Le dernier ouvrage du chercheur et vidéaste Guillaume Baychelier, l’un des premiers consacrés au jeu vidéo par les éditions Rouge Profond, s’inscrit dans cette nouvelle génération d’essais vidéoludiques qui appréhendent le médium sous un angle culturel. L’auteur, déjà habitué des « corps monstrueux » dans son travail de thèse achevé en 2016, pose à l’histoire du jeu vidéo d’horreur une question simple : comment ces œuvres, traditionnellement cantonnées aux espaces claustrophobiques, parviennent-elles à continuer de susciter la peur à une époque où les mondes vidéoludiques s’ouvrent de plus en plus ? Autrement dit, quel renouvellement de formule, et partant, d’émotions, le paradigme du monde ouvert impose-t-il à ce genre longtemps confiné ? Le projet de l’auteur est explicitement formaliste : « Ce n’est pas tant le délice mêlé d’effroi provoqué par cette incorporation qui va nous intéresser. Ce qui va retenir notre attention, c’est la forme de ces organismes, leurs anatomies contrariées et les processus qui les animent. ». Proposant une sorte de miroir déformé au projet de Gaston Bachelard qui étudiait, en 1957, l’anatomie des espaces heureux, Guillaume Baychelier déroule une Poétique de l’espace dysphorique : d’abord la spirale, la catabase, le manoir gothique, puis plus tard, ouverture oblige, le village, la ville ou encore la mer.

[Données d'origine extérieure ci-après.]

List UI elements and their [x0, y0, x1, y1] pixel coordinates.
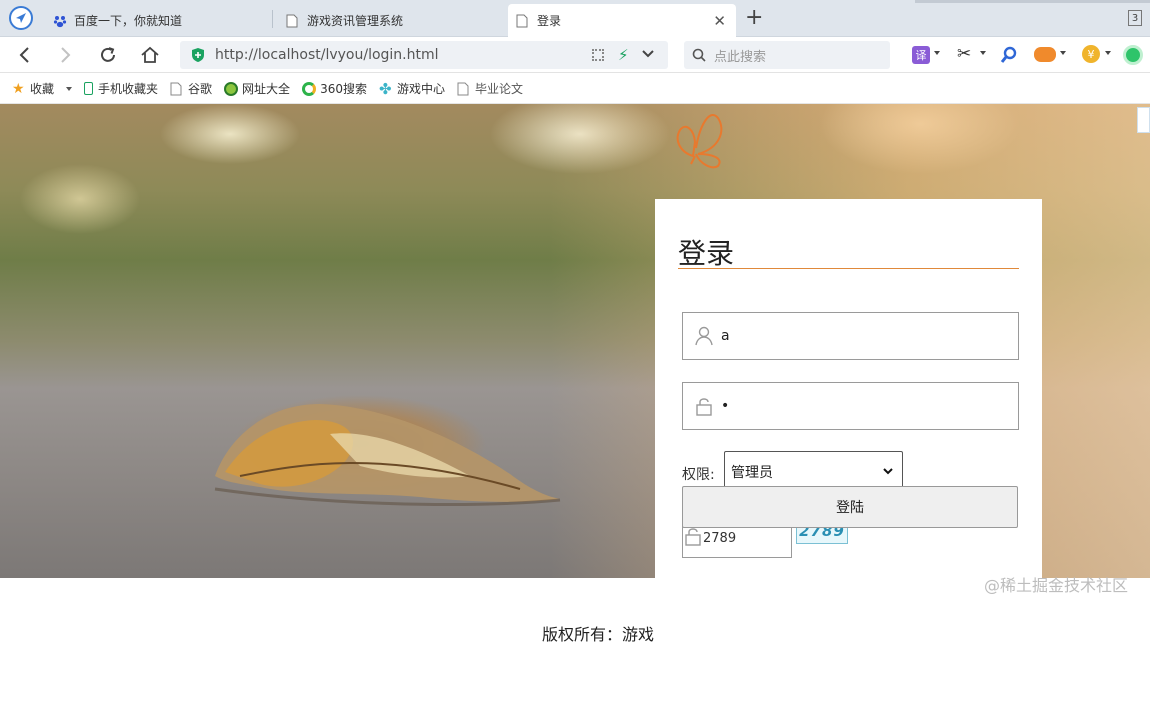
login-title: 登录: [678, 237, 735, 270]
bookmark-label: 手机收藏夹: [98, 82, 159, 96]
dropdown-arrow-icon[interactable]: [1105, 51, 1111, 55]
magnifier-tool-icon[interactable]: [1000, 46, 1018, 68]
search-360-icon: [302, 81, 317, 96]
tab-baidu[interactable]: 百度一下，你就知道: [45, 4, 270, 37]
page-icon: [170, 82, 184, 96]
dropdown-arrow-icon[interactable]: [1060, 51, 1066, 55]
bookmark-mobile[interactable]: 手机收藏夹: [84, 80, 158, 97]
bookmark-label: 网址大全: [242, 82, 291, 96]
new-tab-button[interactable]: +: [745, 6, 763, 30]
qr-code-icon[interactable]: [592, 49, 604, 61]
password-field[interactable]: •: [682, 382, 1019, 430]
tab-title: 百度一下，你就知道: [74, 14, 183, 28]
chevron-down-icon: [882, 464, 894, 480]
search-icon: [692, 48, 706, 62]
home-button[interactable]: [138, 43, 162, 67]
page-content: 登录 a • 权限: 管理员 2789 2789 版权所有：游戏: [0, 104, 1150, 704]
password-value: •: [721, 398, 730, 414]
bookmark-label: 毕业论文: [474, 82, 523, 96]
star-icon: ★: [12, 80, 25, 97]
coupon-icon[interactable]: ¥: [1082, 45, 1100, 63]
bookmarks-bar: ★ 收藏 手机收藏夹 谷歌 网址大全 360搜索 ✤ 游戏中心 毕业论文: [0, 74, 1150, 104]
verification-code-value: 2789: [703, 530, 737, 546]
search-placeholder: 点此搜索: [714, 49, 767, 65]
url-text: http://localhost/lvyou/login.html: [215, 47, 439, 63]
bookmark-label: 360搜索: [320, 82, 367, 96]
bookmark-label: 谷歌: [188, 82, 213, 96]
page-icon: [457, 82, 471, 96]
globe-icon: [224, 81, 239, 96]
bookmark-thesis[interactable]: 毕业论文: [457, 80, 523, 97]
feedback-tab[interactable]: [1137, 107, 1150, 133]
page-icon: [516, 14, 530, 28]
search-box[interactable]: 点此搜索: [684, 41, 890, 69]
dropdown-arrow-icon[interactable]: [980, 51, 986, 55]
bookmark-label: 游戏中心: [396, 82, 445, 96]
scissors-icon[interactable]: ✂: [957, 44, 971, 64]
dropdown-arrow-icon[interactable]: [934, 51, 940, 55]
game-icon: ✤: [378, 79, 392, 98]
page-icon: [286, 14, 300, 28]
bookmark-game-center[interactable]: ✤ 游戏中心: [379, 80, 445, 97]
user-icon: [694, 326, 714, 346]
role-label: 权限:: [682, 467, 715, 483]
bookmark-label: 收藏: [30, 82, 55, 96]
chevron-down-icon[interactable]: [66, 86, 73, 91]
chevron-down-icon[interactable]: [641, 47, 655, 65]
phone-icon: [84, 82, 94, 95]
browser-tab-bar: 百度一下，你就知道 游戏资讯管理系统 登录 ✕ + 3: [0, 0, 1150, 37]
tab-title: 游戏资讯管理系统: [307, 14, 404, 28]
reload-button[interactable]: [96, 43, 120, 67]
lock-icon: [683, 526, 703, 550]
gamepad-icon[interactable]: [1034, 47, 1056, 62]
tab-game-admin[interactable]: 游戏资讯管理系统: [278, 4, 503, 37]
tab-separator: [272, 10, 273, 28]
translate-icon[interactable]: 译: [912, 46, 930, 64]
role-selected-value: 管理员: [731, 464, 773, 481]
bookmark-google[interactable]: 谷歌: [170, 80, 212, 97]
bookmark-360-search[interactable]: 360搜索: [302, 80, 367, 97]
bookmark-favorites[interactable]: ★ 收藏: [12, 80, 73, 97]
bookmark-site-directory[interactable]: 网址大全: [224, 80, 290, 97]
username-value: a: [721, 328, 730, 344]
browser-nav-bar: http://localhost/lvyou/login.html ⚡ 点此搜索…: [0, 37, 1150, 73]
title-underline: [678, 268, 1019, 269]
close-tab-icon[interactable]: ✕: [713, 12, 726, 30]
forward-button[interactable]: [54, 43, 78, 67]
lightning-icon[interactable]: ⚡: [618, 46, 629, 64]
tab-title: 登录: [537, 14, 562, 28]
copyright-text: 版权所有：游戏: [542, 625, 655, 644]
browser-logo-icon[interactable]: [9, 6, 33, 30]
address-bar[interactable]: http://localhost/lvyou/login.html ⚡: [180, 41, 668, 69]
login-button[interactable]: 登陆: [682, 486, 1018, 528]
username-field[interactable]: a: [682, 312, 1019, 360]
watermark: @稀土掘金技术社区: [984, 576, 1129, 595]
tab-count-badge[interactable]: 3: [1128, 10, 1142, 26]
baidu-paw-icon: [53, 14, 67, 28]
window-strip: [915, 0, 1150, 3]
shield-icon: [191, 47, 205, 63]
tab-login[interactable]: 登录 ✕: [508, 4, 736, 37]
lock-icon: [694, 396, 714, 416]
extension-icon[interactable]: [1123, 45, 1143, 65]
butterfly-icon: [676, 114, 723, 169]
back-button[interactable]: [12, 43, 36, 67]
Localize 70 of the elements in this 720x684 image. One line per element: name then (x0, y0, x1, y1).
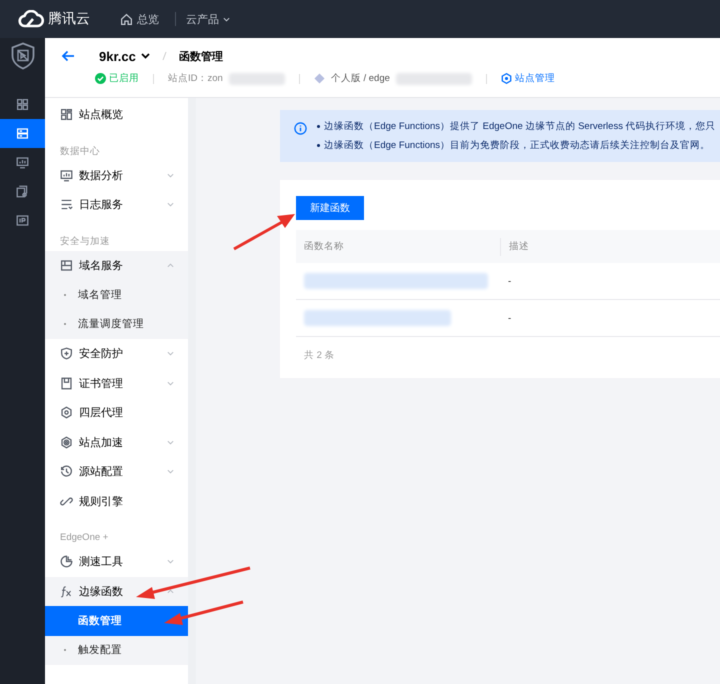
home-icon (120, 12, 133, 26)
back-button[interactable] (61, 50, 75, 62)
zone-id-label: 站点ID：zon (168, 72, 223, 85)
list-icon (60, 198, 73, 212)
nav-link[interactable]: 总览 (120, 12, 159, 26)
grid-icon (60, 108, 73, 122)
sidebar-item[interactable]: 站点概览 (45, 100, 188, 130)
create-function-button[interactable]: 新建函数 (296, 196, 364, 220)
site-selector[interactable]: 9kr.cc (99, 48, 150, 64)
brand-name: 腾讯云 (48, 10, 90, 28)
link-icon (60, 494, 73, 508)
grid-icon (16, 98, 29, 111)
rail-button[interactable] (0, 119, 45, 148)
status-label: 已启用 (95, 72, 139, 85)
gear-icon (500, 73, 512, 84)
sidebar-item[interactable]: 域名服务 (45, 250, 188, 280)
bullet-icon (317, 125, 320, 128)
sidebar-item[interactable]: 日志服务 (45, 190, 188, 220)
sidebar-item[interactable]: 证书管理 (45, 368, 188, 398)
section-label: EdgeOne + (59, 531, 110, 545)
layout-icon (60, 258, 73, 272)
cloud-logo-icon (18, 10, 44, 28)
sidebar-item[interactable]: 测速工具 (45, 547, 188, 576)
caret-icon (223, 16, 230, 22)
sidebar-subitem[interactable]: 流量调度管理 (45, 310, 188, 339)
back-arrow-icon (61, 50, 75, 62)
sidebar-item[interactable]: 边缘函数 (45, 576, 188, 606)
column-header: 函数名称 (296, 238, 501, 256)
table-cell-text: - (507, 312, 512, 324)
sidebar-item[interactable]: 规则引擎 (45, 486, 188, 516)
gear-icon (60, 436, 73, 449)
breadcrumb-separator-icon (162, 51, 167, 61)
sidebar-item[interactable]: 源站配置 (45, 457, 188, 486)
section-label: 数据中心 (59, 144, 101, 158)
shield-logo-icon[interactable] (10, 42, 36, 70)
sidebar-subitem[interactable]: 函数管理 (45, 606, 188, 636)
page-title: 函数管理 (178, 50, 223, 64)
redaction-blur (228, 72, 285, 84)
function-icon (60, 584, 73, 598)
notice-text: 边缘函数（Edge Functions）目前为免费阶段，正式收费动态请后续关注控制台及官网。 (324, 139, 710, 152)
chevron-down-icon (140, 53, 150, 59)
column-header: 描述 (508, 240, 529, 253)
monitor-icon (60, 168, 73, 182)
sidebar-item[interactable]: 四层代理 (45, 398, 188, 428)
bullet-icon (317, 144, 320, 147)
annotation-arrow (233, 214, 295, 250)
certificate-icon (60, 376, 73, 390)
sidebar-item[interactable]: 数据分析 (45, 160, 188, 190)
sidebar-item[interactable]: 安全防护 (45, 339, 188, 368)
ip-icon (16, 214, 29, 227)
clock-icon (60, 465, 73, 478)
table-cell-text: - (507, 276, 512, 286)
info-icon (294, 122, 307, 135)
plan-label: 个人版 / edge (330, 72, 390, 85)
diamond-icon (314, 73, 325, 84)
check-circle-icon (95, 73, 106, 84)
sidebar-subitem[interactable]: 域名管理 (45, 280, 188, 310)
site-management-link[interactable]: 站点管理 (500, 72, 555, 85)
nav-link[interactable]: 云产品 (186, 12, 230, 26)
pie-icon (60, 555, 73, 568)
sidebar-item[interactable]: 站点加速 (45, 428, 188, 457)
sidebar-subitem[interactable]: 触发配置 (45, 636, 188, 665)
monitor-icon (16, 156, 29, 169)
row-count: 共 2 条 (303, 349, 336, 362)
copy-gear-icon (16, 185, 29, 198)
hexagon-icon (60, 406, 73, 420)
section-label: 安全与加速 (59, 234, 111, 248)
shield-icon (60, 347, 73, 360)
notice-text: 边缘函数（Edge Functions）提供了 EdgeOne 边缘节点的 Serverless 代码执行环境，您只 (324, 120, 716, 133)
server-icon (16, 127, 29, 140)
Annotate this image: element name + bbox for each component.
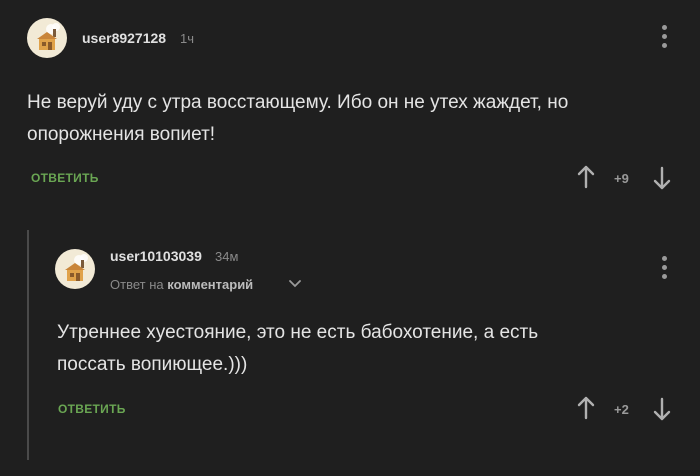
username[interactable]: user10103039 [110,248,202,264]
arrow-down-icon[interactable] [653,397,671,421]
reply-button[interactable]: ОТВЕТИТЬ [58,402,126,416]
arrow-up-icon[interactable] [577,396,595,420]
reply-button[interactable]: ОТВЕТИТЬ [31,171,99,185]
reply-to-link[interactable]: Ответ на комментарий [110,277,253,292]
username[interactable]: user8927128 [82,30,166,46]
reply-to-target: комментарий [167,277,254,292]
reply-to-prefix: Ответ на [110,277,164,292]
more-vertical-icon[interactable] [661,25,669,51]
house-avatar-icon [37,23,60,50]
arrow-up-icon[interactable] [577,165,595,189]
comment-text: Не веруй уду с утра восстающему. Ибо он … [27,87,568,151]
comment-time: 1ч [180,31,195,46]
comment-text-line: опорожнения вопиет! [27,124,216,145]
rating: +9 [614,171,629,186]
arrow-down-icon[interactable] [653,166,671,190]
comment-text: Утреннее хуестояние, это не есть бабохот… [57,317,538,381]
avatar[interactable] [27,18,67,58]
avatar[interactable] [55,249,95,289]
comment-text-line: Утреннее хуестояние, это не есть бабохот… [57,322,539,343]
comment-text-line: поссать вопиющее.))) [57,354,248,375]
comment-time: 34м [215,249,239,264]
more-vertical-icon[interactable] [661,256,669,282]
chevron-down-icon[interactable] [289,279,301,289]
rating: +2 [614,402,629,417]
house-avatar-icon [65,254,88,281]
thread-line[interactable] [27,230,29,460]
comment-text-line: Не веруй уду с утра восстающему. Ибо он … [27,92,569,113]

L’examen n’est pas tout à fait chronologique, plutôt chrono-thématique, guidé par les « promesses de déclosion de l’espace horrifique ». Sans être totalement eschatologique – les ratés de l’ouverture sont abondamment commentés : en particulier le point de pivot que représente le premier Silent Hill et sa brume qui bouche l’horizon d’attente – la démonstration aboutit à une appréhension holistique de l’espace, vers les tentatives plus « écologiques » du jeu vidéo contemporain : Days Gone, Dying Light et The Last of Us en tête, avec leurs mondes plus post-apocalyptiques que réellement horrifiques. Comme souvent dans ce genre d’essais, l’écriture est autant évocatoire qu’argumentative : l’auteur cherche à capter par le langage les subtilités et nuances complexes de ces paysages-état d’âme de manière parfois légèrement précieuse, mais souvent précise. La démonstration est émaillée d’un riche réseau de références cinématographiques, puisqu’il est après tout question de matérialité des images ; on pourrait d’ailleurs lui reprocher une déférence légèrement appuyée vis‑à‑vis de ce parent, certes direct, mais néanmoins un peu encombrant lorsqu’il est question de saisir le jeu vidéo dans sa singularité (voir par exemple les titres de chapitres : « Appartement avec vues », « À bout de souffle », « Fondu au noir », etc.).
La conclusion de l’essai, quant à elle, donne à penser : le lieu d’horreur y est exalté comme parangon du « langage » spatial vidéoludique, venant assouvir les fantasmes d’une architecture de la contrainte et de l’obstacle qui, certes, a longtemps caractérisé la spatialité du jeu vidéo. On pourrait reprocher à l’auteur de céder à la tentation, bien compréhensible, de faire de son objet la manifestation idéale de son médium. Ce goût pour la contrainte spatiale a sans doute été, historiquement, plus tributaire d’une nécessité faisant loi que d’une essence supposée du jeu vidéo : preuve en est, suivant l’argumentation de l’auteur lui-même, la tendance (en réalité très ancienne) à l’ouverture à laquelle le survival horror a bon an mal an été contraint de se plier pour survivre à son tour. Quoiqu’il en soit, dans sa forme, par ailleurs généreusement illustrée, comme dans son propos, l’essai de Guillaume Baychelier ouvre des perspectives très riches en matière d’écriture essayistique sur le jeu vidéo – alternative essentielle aux productions sous contrainte de la presse spécialisée et aux travaux nécessairement spécialistes de la recherche académique. Il offre un bel exemple d’histoire des formes vidéoludiques à tendance phénoménologique, propre à nourrir la réflexion de celles et ceux qui goûtent le plaisir délicat d’un effroi bien ménagé.